7º Terceiro, estipula o artigo 481º do CPC que a citação faz cessar a boa-fé do possuidor; torna estáveis os elementos essenciais da causa, nos termos do artigo 268º; e inibe o réu de propor contra o autor ação destinada à apreciação da mesma questão jurídica. Ora, ainda que os aqui alguns AA, independentemente da citação a que buscam fugir, fazendo uso reprovável do processo, a verdade é que confessam ter tido pleno conhecimento da propositura da outra ação, o que os não inibiu de interporem os presentes autos, em ordem a discutirem no essencial a mesma questão jurídica.
8º Quarto, não se vê nem se entende quais as vantagens de dar primazia temporal e processual aos presentes autos, sendo certo que os aqui RR, para melhor defesa dos seus legítimos direitos e interesses, preferem litigar com prioridade no outro processo, pois é manifesto que alguns tipos de decisão que podem ter lugar nestes autos podem prejudicar gravemente a normal prossecução do outro. E, por outro lado, não se entende porque é que os presentes autos não podem aguardar a normal tramitação do outro, que deve ter a primazia pelas razões expostas, uma vez que nenhum dos pedidos formulados nestes autos é diminuído, caso se aguarde a normal tramitação do outro processo.
9ºQuinto, deve privilegiar-se a aplicação dos princípios e regras explanados nos artigos 265º-A, 266º, 266º-A e 267º do CPC.
As razões expostas, apontam para a necessidade, lógica e processual, de aguardar o douto despacho que decida do pedido do ora Réu relativo à apensação destes autos ao processo nº 5298º do 3º Juízo, considerando-se que o douto despacho recorrido é claramente insuficiente na sua fundamentação ao limitar-se a proferir que não se afigura razoável continuar a aguardar que seja decidida a requerida apensação. Também aqui a razão apresentada é genérica e abstrata, não concreta, individualizada e explicitada, na verdade não podendo servir de adequado argumento fundamentador.
10º Sexto, deste modo a douta decisão recorrida, a nosso ver, violou o disposto nos artigos 265º-A, 266º, 266º-A, 267º, 275º, 279º, 481º, e alínea b) do nº 1 do artigo 668º, todos do CPC, pelo que deve ser revogada, o que é de Inteira Justiça!

Factos Provados:
Os enunciados no antecedente relatório desta decisão.

Análise do recurso:
Sopesado o teor das conclusões formuladas pelos recorrentes, conclui-se que a sua discordância está centrada sobre duas questões a saber:
- Por um lado, entendem os recorrentes que se deveria ter aguardado a prolação do despacho sobre a apensação destes autos ao processo nº …, do 3º Juízo do mesmo tribunal (conclusões 8ª, 9ª e 10ª);
- Por outro, a insuficiente fundamentação do indeferimento da requerida suspensão da instância, face à declarada relação de prejudicialidade entre as duas acções.

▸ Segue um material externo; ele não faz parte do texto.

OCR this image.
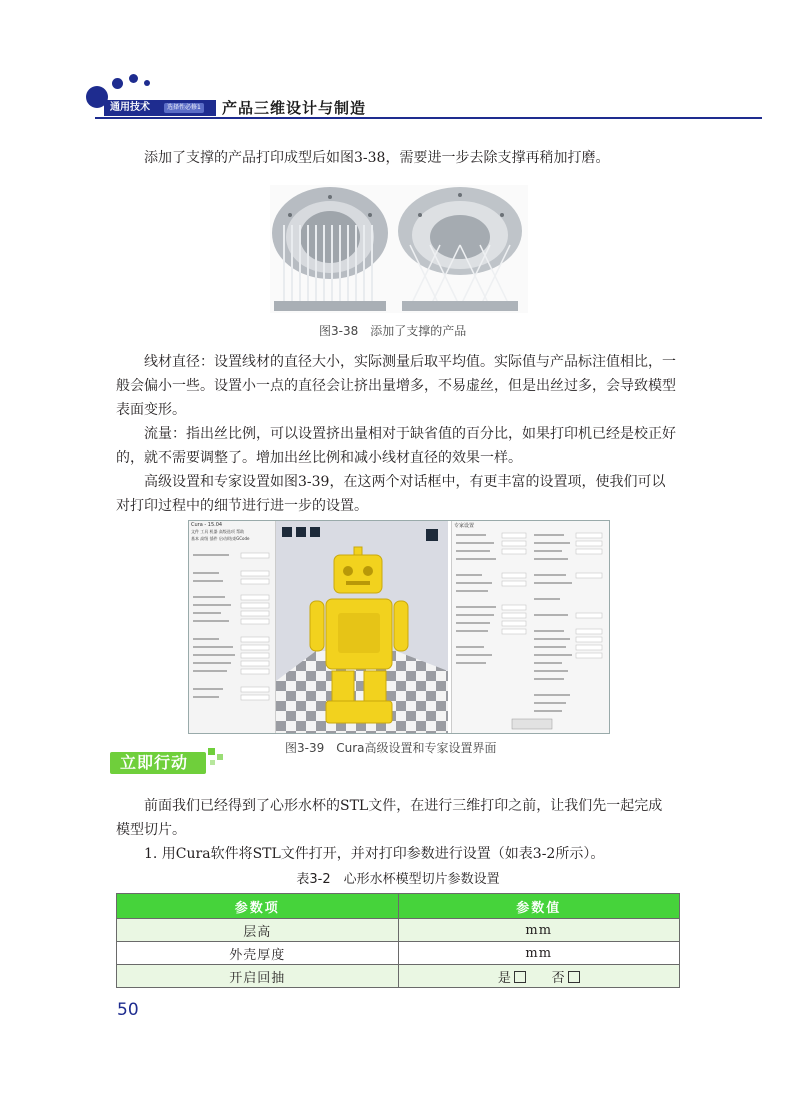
通用技术	选择性必修1 产品三维设计与制造

添加了支撑的产品打印成型后如图3-38，需要进一步去除支撑再稍加打磨。

图3-38　添加了支撑的产品

线材直径：设置线材的直径大小，实际测量后取平均值。实际值与产品标注值相比，一般会偏小一些。设置小一点的直径会让挤出量增多，不易虚丝，但是出丝过多，会导致模型表面变形。

流量：指出丝比例，可以设置挤出量相对于缺省值的百分比，如果打印机已经是校正好的，就不需要调整了。增加出丝比例和减小线材直径的效果一样。

高级设置和专家设置如图3-39，在这两个对话框中，有更丰富的设置项，使我们可以对打印过程中的细节进行进一步的设置。

Cura - 15.04
文件 工具 机器 高级选项 帮助
基本 高级 插件 启动/结束GCode
专家设置
图3-39　Cura高级设置和专家设置界面
立即行动

前面我们已经得到了心形水杯的STL文件，在进行三维打印之前，让我们先一起完成模型切片。

1. 用Cura软件将STL文件打开，并对打印参数进行设置（如表3-2所示）。

表3-2　心形水杯模型切片参数设置
参数项	参数值
层高	mm
外壳厚度	mm
开启回抽	是 否
50
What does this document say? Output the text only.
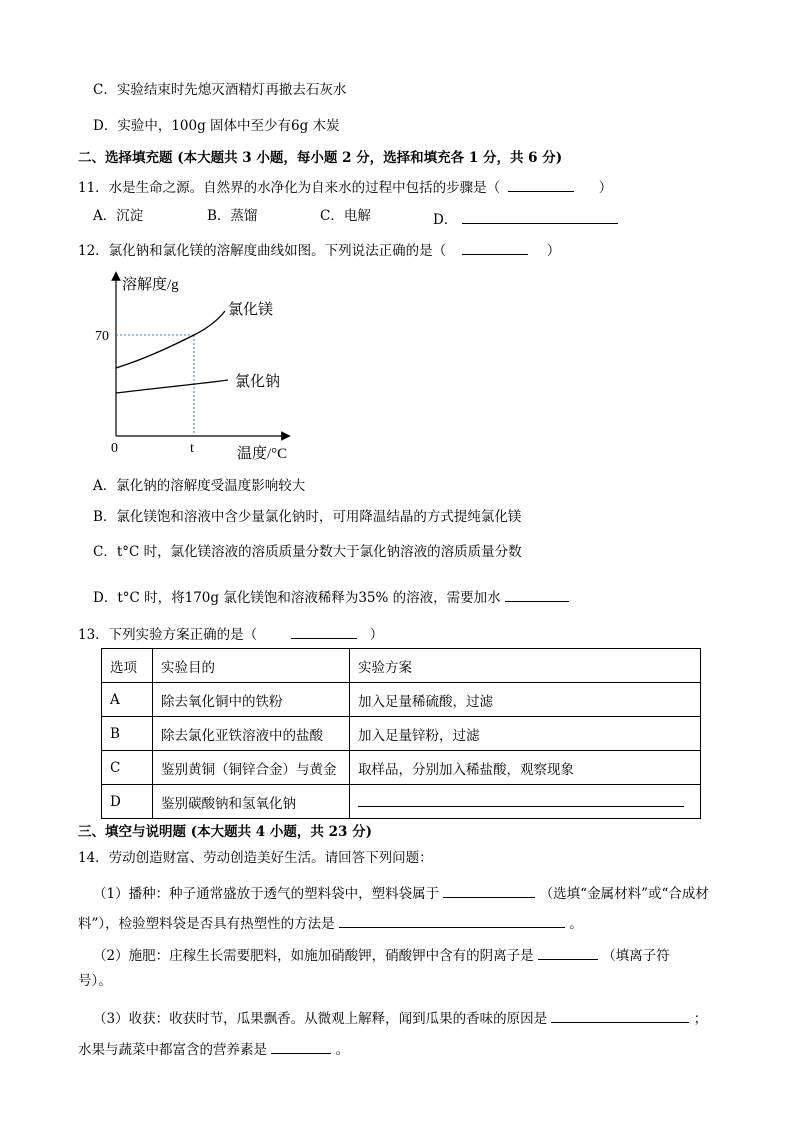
C．实验结束时先熄灭酒精灯再撤去石灰水
D．实验中，100g 固体中至少有6g 木炭
二、选择填充题 (本大题共 3 小题，每小题 2 分，选择和填充各 1 分，共 6 分)
11．水是生命之源。自然界的水净化为自来水的过程中包括的步骤是（	）
A．沉淀	B．蒸馏	C．电解	D．
12．氯化钠和氯化镁的溶解度曲线如图。下列说法正确的是（	）
溶解度/g
氯化镁
氯化钠
70
0	t	温度/°C
A．氯化钠的溶解度受温度影响较大
B．氯化镁饱和溶液中含少量氯化钠时，可用降温结晶的方式提纯氯化镁
C．t°C 时，氯化镁溶液的溶质质量分数大于氯化钠溶液的溶质质量分数
D．t°C 时，将170g 氯化镁饱和溶液稀释为35% 的溶液，需要加水
13．下列实验方案正确的是（	）
选项	实验目的	实验方案
A	除去氧化铜中的铁粉	加入足量稀硫酸，过滤
B	除去氯化亚铁溶液中的盐酸	加入足量锌粉，过滤
C	鉴别黄铜（铜锌合金）与黄金	取样品，分别加入稀盐酸，观察现象
D	鉴别碳酸钠和氢氧化钠	
三、填空与说明题 (本大题共 4 小题，共 23 分)
14．劳动创造财富、劳动创造美好生活。请回答下列问题：
（1）播种：种子通常盛放于透气的塑料袋中，塑料袋属于	（选填“金属材料”或“合成材
料”），检验塑料袋是否具有热塑性的方法是	。
（2）施肥：庄稼生长需要肥料，如施加硝酸钾，硝酸钾中含有的阴离子是	（填离子符
号）。
（3）收获：收获时节，瓜果飘香。从微观上解释，闻到瓜果的香味的原因是	；
水果与蔬菜中都富含的营养素是	。
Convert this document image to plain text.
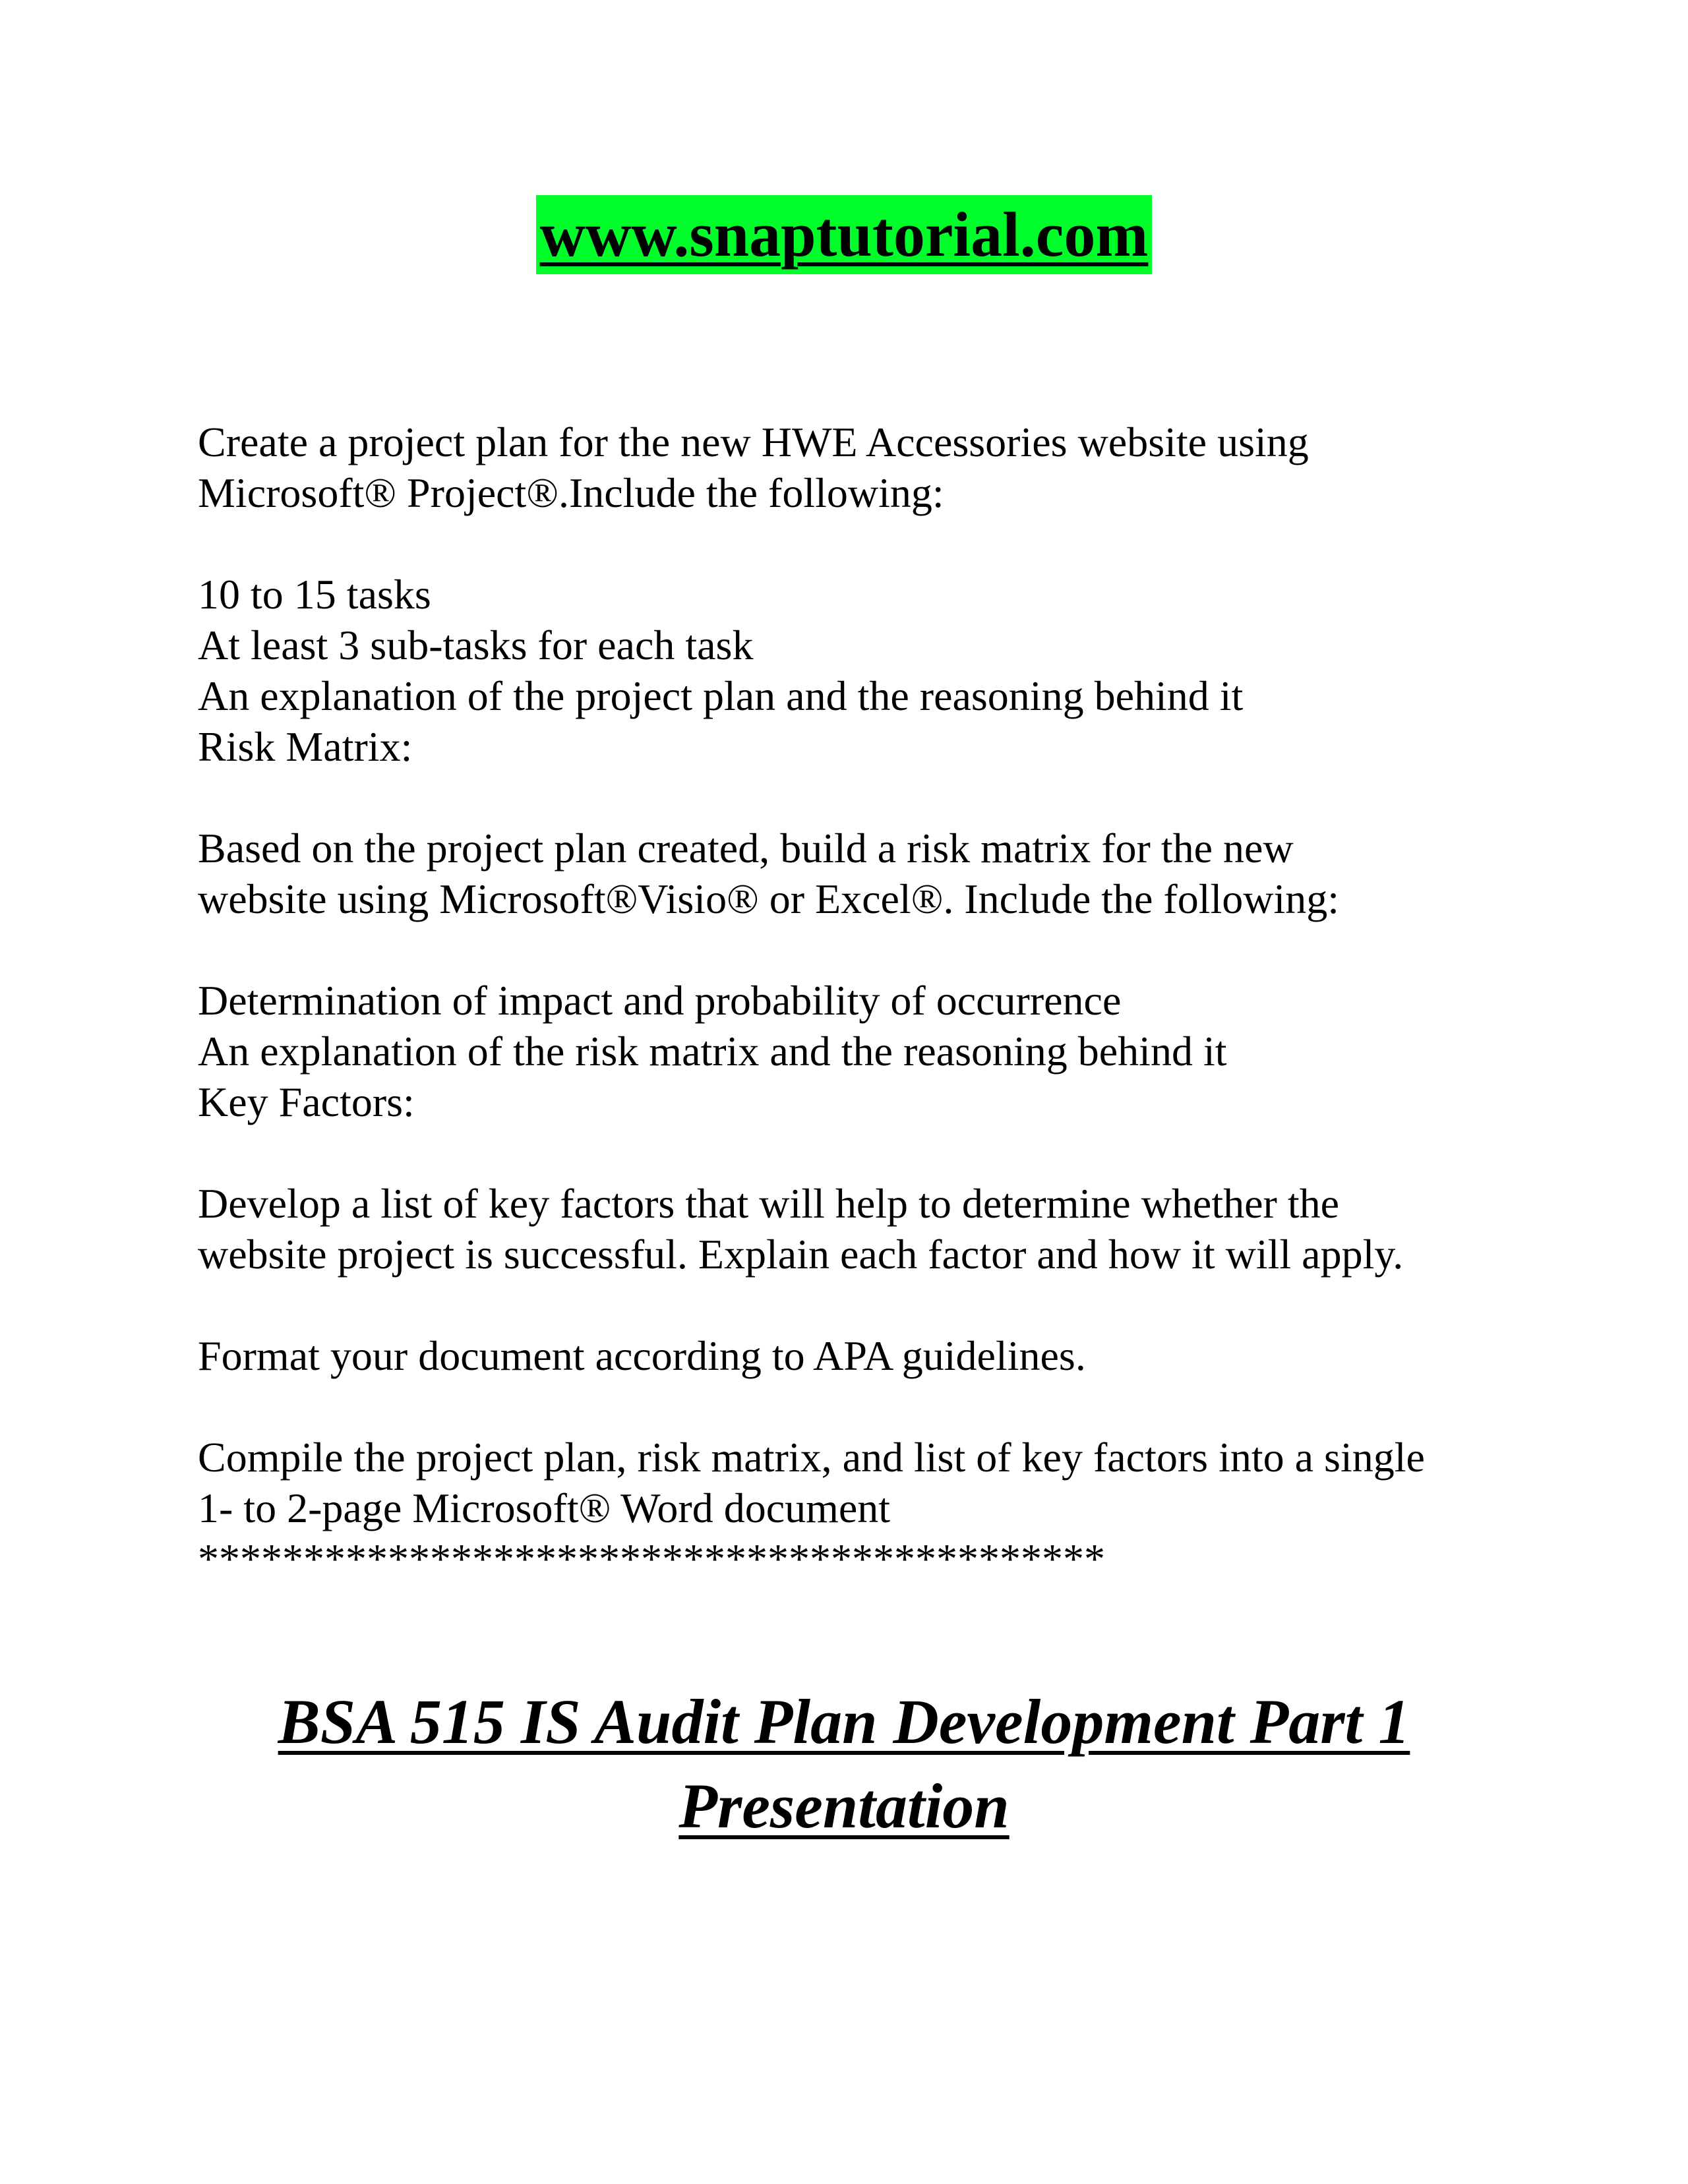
www.snaptutorial.com
Create a project plan for the new HWE Accessories website using
Microsoft® Project®.Include the following:
10 to 15 tasks
At least 3 sub-tasks for each task
An explanation of the project plan and the reasoning behind it
Risk Matrix:
Based on the project plan created, build a risk matrix for the new
website using Microsoft®Visio® or Excel®. Include the following:
Determination of impact and probability of occurrence
An explanation of the risk matrix and the reasoning behind it
Key Factors:
Develop a list of key factors that will help to determine whether the
website project is successful. Explain each factor and how it will apply.
Format your document according to APA guidelines.
Compile the project plan, risk matrix, and list of key factors into a single
1- to 2-page Microsoft® Word document
*******************************************
BSA 515 IS Audit Plan Development Part 1
Presentation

I) Quanto à apensação dos processos:
É insindicável nesta sede a decisão proferida no atinente à questão destacada, porquanto o despacho apenas se limita a dizer que, cabendo ao titular do processo nº… a decisão sobre a apensação intencionada pelos recorrentes, em face do disposto nos nºs 2 e 3 do artigo 275º do CPC, “não se afigura razoável continuar a aguardar que seja decidida a requerida apensação, impondo-se o prosseguimento destes autos, o que se determina (sem prejuízo do que, eventualmente, venha a ser decidido quanto à apensação pelo 3.º Juízo deste Tribunal).
Ou seja, não podendo o Senhor Juiz a quo decidir a apensação e não havendo fundamento legal para deixar de conhecer das questões prévias e incidentais suscitadas pelos recorrentes nas contestações apresentadas, ao tribunal apenas resta praticar os actos que a lei processual lhe comete com vista ao normal andamento do processo.
Assim sendo, o segmento do despacho que se refere à apensação é rigorosamente redundante, pois se limita a proclamar o óbvio: “o juiz titular desta acção nada pode decidir sobre a apensação e, assim sendo, o processo seguirá seus termos até que o juiz competente se pronuncie sobre o assunto”.
Consequentemente, não lhe cabendo decidir sobre a apensação, tal proclamação não tem nenhum efeito processual, podendo perfeitamente ser omitida, sem que tal configure nulidade.
Trata-se inquestionavelmente de um despacho subsumível à previsão do artigo 679º do CPC, sendo insindicável por via de recurso, uma vez que se limita a anunciar às partes aquilo que é suposto elas saberem, ou seja, que enquanto em sede própria não for apreciado o pedido de apensação, o processo tem de seguir os seus termos.
Mas ainda que por absurdo se reputasse tal indicação passível de recurso, logo se torna patente que nenhuma das partes fica vencida com tal despacho, uma vez que o andamento normal da lide há-de ter-se por benéfico tanto para os autores como para os réus, aqueles porque obtêm a tutela dos seus direitos e estes porque mais rapidamente vêem apreciadas as questões incidentais e substanciais que invocaram na oposição que deduziram.
Basta pensar que se o tribunal a quo tivesse decidido a suspensão da instância tal como os recorrentes haviam pedido, isso só se tornou possível porque o tribunal a quo não ficou a aguardar a decisão sobre a apensação.
De resto, se o tribunal recorrido tivesse optado por suspender o normal andamento dos autos, enquanto se aguardava a decisão sobre a apensação (que veio a ser proferida em 24/4/2013, na pendência do recurso – fls 1010) também não seria afrontada e decidida a excepção e litispendência esgrimida pelos réus na contestação de fls 165 e seguintes.
Em suma, não cabe recurso do segmento do despacho que anuncia o prosseguimento dos termos do processo, pois se trata de um mero despacho de expediente insusceptível de causar prejuízo a qualquer das partes, razão por que não nos pronunciaremos sobre a conclusão 5ª, de resto prejudicada pela decisão entretanto proferida em sede própria.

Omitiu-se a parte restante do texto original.